Any schoolchild knows that a whale breathes through its blowhole. Fewer know that a blowhole is a nostril (鼻孔) slightly changed by evolution into a form more useful for a mammal that spends its life at sea. And only a dedicated expert would know that while toothed whales, such as sperm whales, have one hole, baleen (鲸须) whales, such as humpback and Rice whales, have two. 

Even among the baleen whales, the placing of those nostrils differs. In some species they are close together. In others, they are much further apart. In a paper published in Biology Letters Conor Ryan, a marine biologist at the Scottish Association for Marine Science, suggests why that might be. Having two nostrils, he argues, helps whales smell in stereo (立体空间). 

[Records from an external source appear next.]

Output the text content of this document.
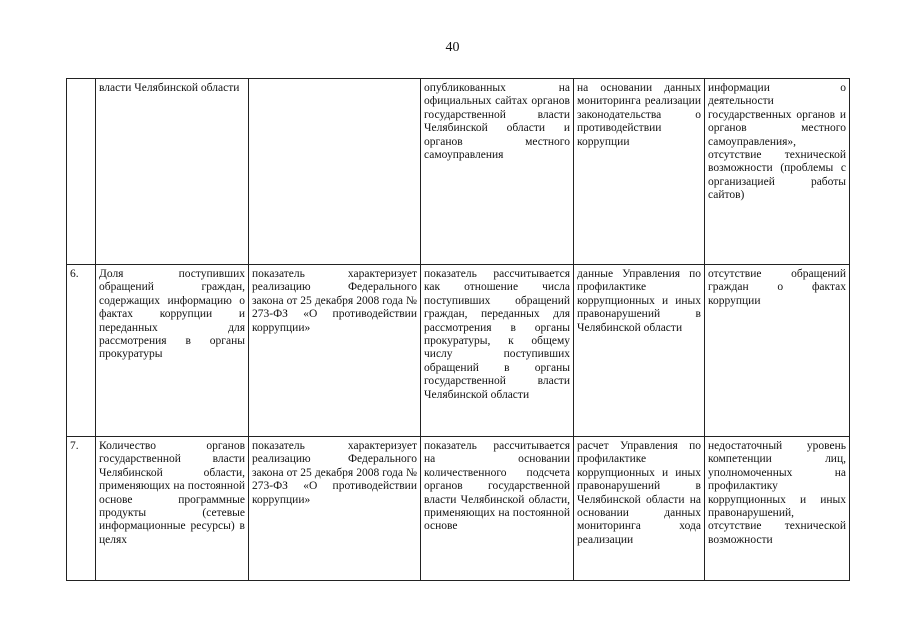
40
	власти Челябинской области		опубликованных на официальных сайтах органов государственной власти Челябинской области и органов местного самоуправления	на основании данных мониторинга реализации законодательства о противодействии коррупции	информации о деятельности государственных органов и органов местного самоуправления», отсутствие технической возможности (проблемы с организацией работы сайтов)
6.	Доля поступивших обращений граждан, содержащих информацию о фактах коррупции и переданных для рассмотрения в органы прокуратуры	показатель характеризует реализацию Федерального закона от 25 декабря 2008 года № 273-ФЗ «О противодействии коррупции»	показатель рассчитывается как отношение числа поступивших обращений граждан, переданных для рассмотрения в органы прокуратуры, к общему числу поступивших обращений в органы государственной власти Челябинской области	данные Управления по профилактике коррупционных и иных правонарушений в Челябинской области	отсутствие обращений граждан о фактах коррупции
7.	Количество органов государственной власти Челябинской области, применяющих на постоянной основе программные продукты (сетевые информационные ресурсы) в целях	показатель характеризует реализацию Федерального закона от 25 декабря 2008 года № 273-ФЗ «О противодействии коррупции»	показатель рассчитывается на основании количественного подсчета органов государственной власти Челябинской области, применяющих на постоянной основе	расчет Управления по профилактике коррупционных и иных правонарушений в Челябинской области на основании данных мониторинга хода реализации	недостаточный уровень компетенции лиц, уполномоченных на профилактику коррупционных и иных правонарушений, отсутствие технической возможности
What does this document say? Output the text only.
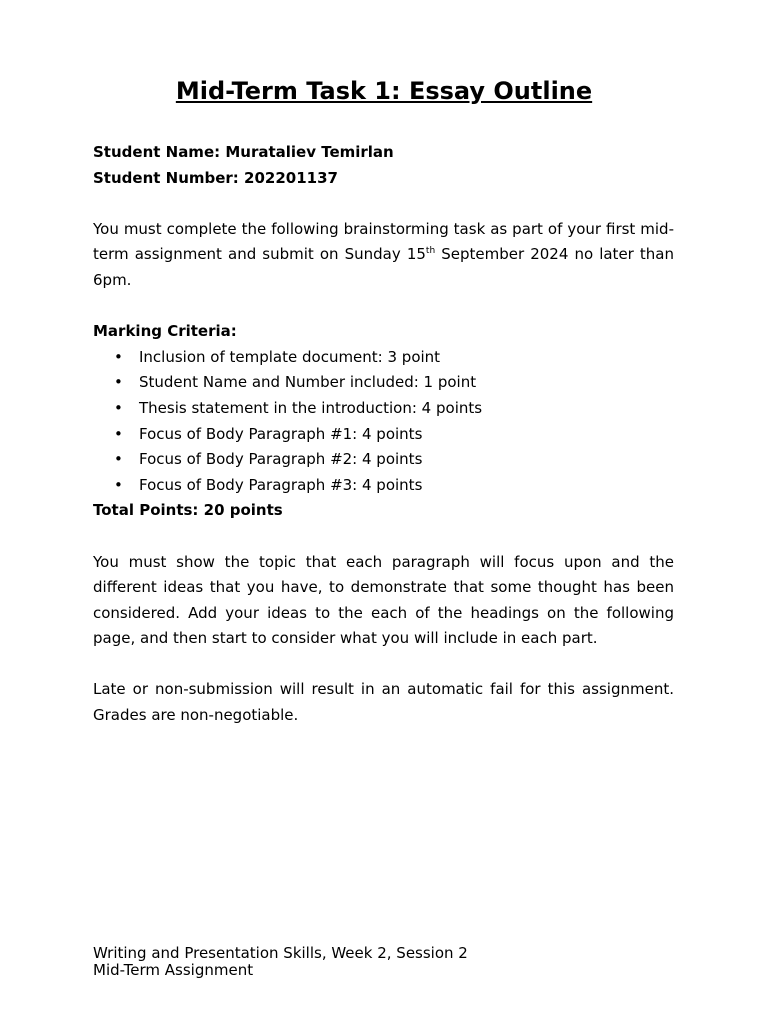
Mid-Term Task 1: Essay Outline
Student Name: Murataliev Temirlan
Student Number: 202201137

You must complete the following brainstorming task as part of your first mid-term assignment and submit on Sunday 15th September 2024 no later than 6pm.

Marking Criteria:
• Inclusion of template document: 3 point
• Student Name and Number included: 1 point
• Thesis statement in the introduction: 4 points
• Focus of Body Paragraph #1: 4 points
• Focus of Body Paragraph #2: 4 points
• Focus of Body Paragraph #3: 4 points
Total Points: 20 points

You must show the topic that each paragraph will focus upon and the different ideas that you have, to demonstrate that some thought has been considered. Add your ideas to the each of the headings on the following page, and then start to consider what you will include in each part.

Late or non-submission will result in an automatic fail for this assignment. Grades are non-negotiable.

Writing and Presentation Skills, Week 2, Session 2
Mid-Term Assignment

Many types of baleen whales eat tiny animals known as zooplankton (浮游动物), which they catch by filtering (过滤) them from seawater using the sheets of fibrous baleen that have replaced teeth in their mouths. But to eat something you first have to find it. Toothed whales do not hunt by scent. In fact, the olfactory bulb-the part of the brain that processes smell-is absent in such creatures. But baleen whales still have olfactory bulbs, which suggests smell remains important. And scent can indeed give zooplankton away. Zooplankton like to eat other tiny creatures called phytoplankton (浮游植物). When these are under attack, they release a special gas called dimethyl sulphide, which in turn attracts baleen whales. 

Most animals have stereoscopic senses. Having two eyes, for instance, allows an animal to compare the images from each in order to perceive depth. Having two ears lets them locate the direction from which a sound is coming. Dr Ryan theorized that paired blowholes might bring baleen whales the same sorts of benefits. 

The farther apart the sensory organs are, the more information can be extracted by the animal that bears them. The researchers used drones to photograph the nostrils of 143 whales belonging to 14 different species. Sure enough, baleen whales that often eat zooplankton, such as the North Atlantic right whale, have nostrils that are farther apart than do those, such as humpback whales, that eat zooplankton occasionally. Besides allowing them to breathe, it seems that some whales use their blowholes to determine in which direction dinner lies.